Hilda Lloyd
Dame Hilda Nora Lloyd, DBE was a British physician and surgeon. She was the first woman to be elected as president of the Royal College of Obstetricians and Gynaecologists.
Personal life
Lloyd was born on 11 August 1891 in Balsall Heath, Birmingham, to master grocer John Shufflebotham and Emma Amelia Jenkins. The younger of two daughters, she attended King Edward VI High School, Edgbaston, before entering Birmingham University. In 1930, she married Arthur Lloyd, a pathologist who became a professor of forensic medicine at Birmingham University two years later; they had no children. She died on 18 July 1982 in Clent, Worcestershire, after suffering a stroke.
Career
After house officer posts in London, she returned to Birmingham University as a resident in obstetrics and gynaecology, and passed her FRCS in 1920. She was particularly concerned with the problems of urban poor women, such as STDs and illegal abortions.
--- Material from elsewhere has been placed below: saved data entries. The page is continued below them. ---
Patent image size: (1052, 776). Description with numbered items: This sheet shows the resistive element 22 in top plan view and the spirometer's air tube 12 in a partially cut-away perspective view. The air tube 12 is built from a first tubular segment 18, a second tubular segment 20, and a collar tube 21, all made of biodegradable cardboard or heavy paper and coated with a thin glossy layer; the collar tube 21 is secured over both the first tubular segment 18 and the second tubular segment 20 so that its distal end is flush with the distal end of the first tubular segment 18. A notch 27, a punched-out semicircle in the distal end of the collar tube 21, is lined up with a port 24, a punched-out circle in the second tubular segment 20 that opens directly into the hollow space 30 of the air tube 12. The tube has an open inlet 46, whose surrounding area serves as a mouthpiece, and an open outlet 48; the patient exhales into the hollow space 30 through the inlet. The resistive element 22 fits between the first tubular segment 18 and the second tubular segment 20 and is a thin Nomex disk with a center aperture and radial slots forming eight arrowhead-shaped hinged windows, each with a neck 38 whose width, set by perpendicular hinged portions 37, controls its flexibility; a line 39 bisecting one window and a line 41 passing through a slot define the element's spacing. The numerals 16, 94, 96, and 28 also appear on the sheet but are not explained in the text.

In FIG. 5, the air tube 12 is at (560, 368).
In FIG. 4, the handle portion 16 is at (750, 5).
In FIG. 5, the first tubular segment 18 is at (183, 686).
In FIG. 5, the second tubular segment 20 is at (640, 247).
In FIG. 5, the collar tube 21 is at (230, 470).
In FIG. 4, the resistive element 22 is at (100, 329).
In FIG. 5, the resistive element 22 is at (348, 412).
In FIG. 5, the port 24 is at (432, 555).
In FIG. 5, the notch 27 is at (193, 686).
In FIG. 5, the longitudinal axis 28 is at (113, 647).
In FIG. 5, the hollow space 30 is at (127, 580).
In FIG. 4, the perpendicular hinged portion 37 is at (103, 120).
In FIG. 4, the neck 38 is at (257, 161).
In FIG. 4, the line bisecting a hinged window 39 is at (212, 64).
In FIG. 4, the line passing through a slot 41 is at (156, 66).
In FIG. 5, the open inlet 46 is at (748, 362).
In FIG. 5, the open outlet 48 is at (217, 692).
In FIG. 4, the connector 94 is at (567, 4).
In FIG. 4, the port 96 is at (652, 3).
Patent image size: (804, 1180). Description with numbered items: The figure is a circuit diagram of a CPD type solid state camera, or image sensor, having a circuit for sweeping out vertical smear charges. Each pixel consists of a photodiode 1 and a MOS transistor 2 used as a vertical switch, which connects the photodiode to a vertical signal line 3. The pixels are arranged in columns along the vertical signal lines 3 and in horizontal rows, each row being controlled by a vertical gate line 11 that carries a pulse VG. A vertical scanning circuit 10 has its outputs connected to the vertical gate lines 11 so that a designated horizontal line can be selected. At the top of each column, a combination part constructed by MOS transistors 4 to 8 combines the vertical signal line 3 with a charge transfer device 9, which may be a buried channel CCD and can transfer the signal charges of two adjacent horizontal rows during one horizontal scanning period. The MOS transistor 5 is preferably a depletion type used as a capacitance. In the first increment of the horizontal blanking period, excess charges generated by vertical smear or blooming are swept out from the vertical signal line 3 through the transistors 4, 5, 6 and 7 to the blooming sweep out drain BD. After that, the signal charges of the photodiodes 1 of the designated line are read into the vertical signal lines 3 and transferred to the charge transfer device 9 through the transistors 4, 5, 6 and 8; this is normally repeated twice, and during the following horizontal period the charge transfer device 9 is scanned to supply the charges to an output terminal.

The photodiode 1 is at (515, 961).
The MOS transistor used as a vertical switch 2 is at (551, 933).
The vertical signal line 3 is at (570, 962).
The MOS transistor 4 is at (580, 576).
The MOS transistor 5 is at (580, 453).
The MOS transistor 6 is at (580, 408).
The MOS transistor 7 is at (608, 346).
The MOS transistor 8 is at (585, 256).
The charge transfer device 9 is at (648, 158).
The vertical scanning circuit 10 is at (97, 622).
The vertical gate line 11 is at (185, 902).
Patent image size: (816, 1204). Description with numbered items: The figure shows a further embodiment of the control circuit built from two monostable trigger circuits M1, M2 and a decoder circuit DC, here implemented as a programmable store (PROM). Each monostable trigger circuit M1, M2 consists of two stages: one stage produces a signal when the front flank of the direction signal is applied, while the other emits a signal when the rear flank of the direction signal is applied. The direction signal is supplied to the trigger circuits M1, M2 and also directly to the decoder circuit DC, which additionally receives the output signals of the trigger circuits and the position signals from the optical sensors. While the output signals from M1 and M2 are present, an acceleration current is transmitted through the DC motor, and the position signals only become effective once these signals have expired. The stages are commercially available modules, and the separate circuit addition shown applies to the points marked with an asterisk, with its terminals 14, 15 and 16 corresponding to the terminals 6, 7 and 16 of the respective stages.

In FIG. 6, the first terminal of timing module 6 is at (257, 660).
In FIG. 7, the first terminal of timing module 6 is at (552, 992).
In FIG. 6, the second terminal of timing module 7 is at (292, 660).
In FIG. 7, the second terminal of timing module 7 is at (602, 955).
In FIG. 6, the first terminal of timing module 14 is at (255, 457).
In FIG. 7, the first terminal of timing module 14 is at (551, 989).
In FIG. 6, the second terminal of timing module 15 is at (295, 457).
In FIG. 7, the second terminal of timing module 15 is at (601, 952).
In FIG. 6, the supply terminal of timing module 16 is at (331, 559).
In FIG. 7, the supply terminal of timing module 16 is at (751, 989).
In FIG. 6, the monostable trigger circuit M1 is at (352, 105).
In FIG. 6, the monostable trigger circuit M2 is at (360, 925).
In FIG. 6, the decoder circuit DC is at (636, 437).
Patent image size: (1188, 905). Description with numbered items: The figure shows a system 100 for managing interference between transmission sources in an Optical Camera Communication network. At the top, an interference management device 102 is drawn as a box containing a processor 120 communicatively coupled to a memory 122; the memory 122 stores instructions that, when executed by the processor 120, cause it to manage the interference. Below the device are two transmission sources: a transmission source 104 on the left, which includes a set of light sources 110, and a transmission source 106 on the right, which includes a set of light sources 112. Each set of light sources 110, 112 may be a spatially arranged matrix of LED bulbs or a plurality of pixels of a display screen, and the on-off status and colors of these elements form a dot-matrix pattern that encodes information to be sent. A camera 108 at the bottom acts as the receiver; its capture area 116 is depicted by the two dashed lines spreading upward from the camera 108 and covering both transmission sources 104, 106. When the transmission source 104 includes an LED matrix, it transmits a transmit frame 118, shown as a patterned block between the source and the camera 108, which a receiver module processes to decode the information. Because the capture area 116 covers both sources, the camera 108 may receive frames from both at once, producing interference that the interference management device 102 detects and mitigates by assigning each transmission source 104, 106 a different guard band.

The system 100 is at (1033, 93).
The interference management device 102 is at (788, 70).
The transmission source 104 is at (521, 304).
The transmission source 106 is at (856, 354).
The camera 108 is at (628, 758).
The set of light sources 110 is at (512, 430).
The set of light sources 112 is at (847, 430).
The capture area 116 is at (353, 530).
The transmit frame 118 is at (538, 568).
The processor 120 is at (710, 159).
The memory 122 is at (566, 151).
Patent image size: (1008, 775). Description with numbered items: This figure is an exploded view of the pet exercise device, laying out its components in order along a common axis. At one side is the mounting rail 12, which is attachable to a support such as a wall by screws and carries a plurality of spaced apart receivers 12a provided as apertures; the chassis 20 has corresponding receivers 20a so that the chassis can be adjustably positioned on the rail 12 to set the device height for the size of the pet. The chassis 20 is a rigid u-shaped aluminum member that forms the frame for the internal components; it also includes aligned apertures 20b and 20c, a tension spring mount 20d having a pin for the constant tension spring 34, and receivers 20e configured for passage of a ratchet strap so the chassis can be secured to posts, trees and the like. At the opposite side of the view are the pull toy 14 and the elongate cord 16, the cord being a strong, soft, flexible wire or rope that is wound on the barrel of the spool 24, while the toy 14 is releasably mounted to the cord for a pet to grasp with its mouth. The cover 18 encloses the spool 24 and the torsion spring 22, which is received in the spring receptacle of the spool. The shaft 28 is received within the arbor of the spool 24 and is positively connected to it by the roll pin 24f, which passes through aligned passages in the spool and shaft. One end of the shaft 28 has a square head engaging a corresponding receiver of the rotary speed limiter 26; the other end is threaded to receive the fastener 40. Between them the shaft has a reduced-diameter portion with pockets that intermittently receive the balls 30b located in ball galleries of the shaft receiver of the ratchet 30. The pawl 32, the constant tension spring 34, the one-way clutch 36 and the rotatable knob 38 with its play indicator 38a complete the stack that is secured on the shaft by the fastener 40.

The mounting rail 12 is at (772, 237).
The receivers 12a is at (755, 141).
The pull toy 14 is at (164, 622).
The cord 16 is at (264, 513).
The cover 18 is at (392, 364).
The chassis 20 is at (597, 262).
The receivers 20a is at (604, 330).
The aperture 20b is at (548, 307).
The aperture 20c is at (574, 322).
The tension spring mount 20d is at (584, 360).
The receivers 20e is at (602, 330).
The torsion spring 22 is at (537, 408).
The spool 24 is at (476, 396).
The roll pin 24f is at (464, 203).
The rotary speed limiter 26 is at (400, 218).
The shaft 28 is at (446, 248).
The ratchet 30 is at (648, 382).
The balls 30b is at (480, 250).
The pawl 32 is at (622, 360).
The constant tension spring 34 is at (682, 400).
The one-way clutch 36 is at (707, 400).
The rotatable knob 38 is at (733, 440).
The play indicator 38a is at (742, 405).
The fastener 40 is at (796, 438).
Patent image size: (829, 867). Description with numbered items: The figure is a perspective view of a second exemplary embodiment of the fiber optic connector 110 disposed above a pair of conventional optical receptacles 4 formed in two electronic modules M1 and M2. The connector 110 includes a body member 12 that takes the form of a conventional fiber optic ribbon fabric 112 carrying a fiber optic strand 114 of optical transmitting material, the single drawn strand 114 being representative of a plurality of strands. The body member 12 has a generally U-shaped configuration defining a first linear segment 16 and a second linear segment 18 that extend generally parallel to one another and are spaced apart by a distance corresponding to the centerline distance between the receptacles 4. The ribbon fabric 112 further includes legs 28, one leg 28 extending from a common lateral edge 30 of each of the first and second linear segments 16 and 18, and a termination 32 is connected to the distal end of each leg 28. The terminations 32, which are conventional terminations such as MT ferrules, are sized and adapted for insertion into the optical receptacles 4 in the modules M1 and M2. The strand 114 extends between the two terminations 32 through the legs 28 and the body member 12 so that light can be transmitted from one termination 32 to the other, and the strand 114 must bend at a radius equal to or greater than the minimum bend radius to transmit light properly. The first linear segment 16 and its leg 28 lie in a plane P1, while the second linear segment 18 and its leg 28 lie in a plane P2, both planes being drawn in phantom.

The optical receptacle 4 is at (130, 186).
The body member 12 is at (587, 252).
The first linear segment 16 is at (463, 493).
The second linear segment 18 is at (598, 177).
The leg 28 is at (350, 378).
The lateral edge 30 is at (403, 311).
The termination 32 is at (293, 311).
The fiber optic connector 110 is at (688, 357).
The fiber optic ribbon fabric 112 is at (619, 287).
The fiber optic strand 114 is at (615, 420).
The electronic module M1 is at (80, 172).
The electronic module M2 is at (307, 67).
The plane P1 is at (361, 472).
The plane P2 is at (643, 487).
The "flying squads" she pioneered helped to save the lives of mothers and babies who would otherwise have died. She became a lecturer in 1934, professor in 1944, and chair of Obstetrics and Gynaecology in 1946. In 1950, she became the first woman on the General Medical Council. Christine Murrell was actually elected to the GMC in September 1933, but never took the seat due to her death the following month.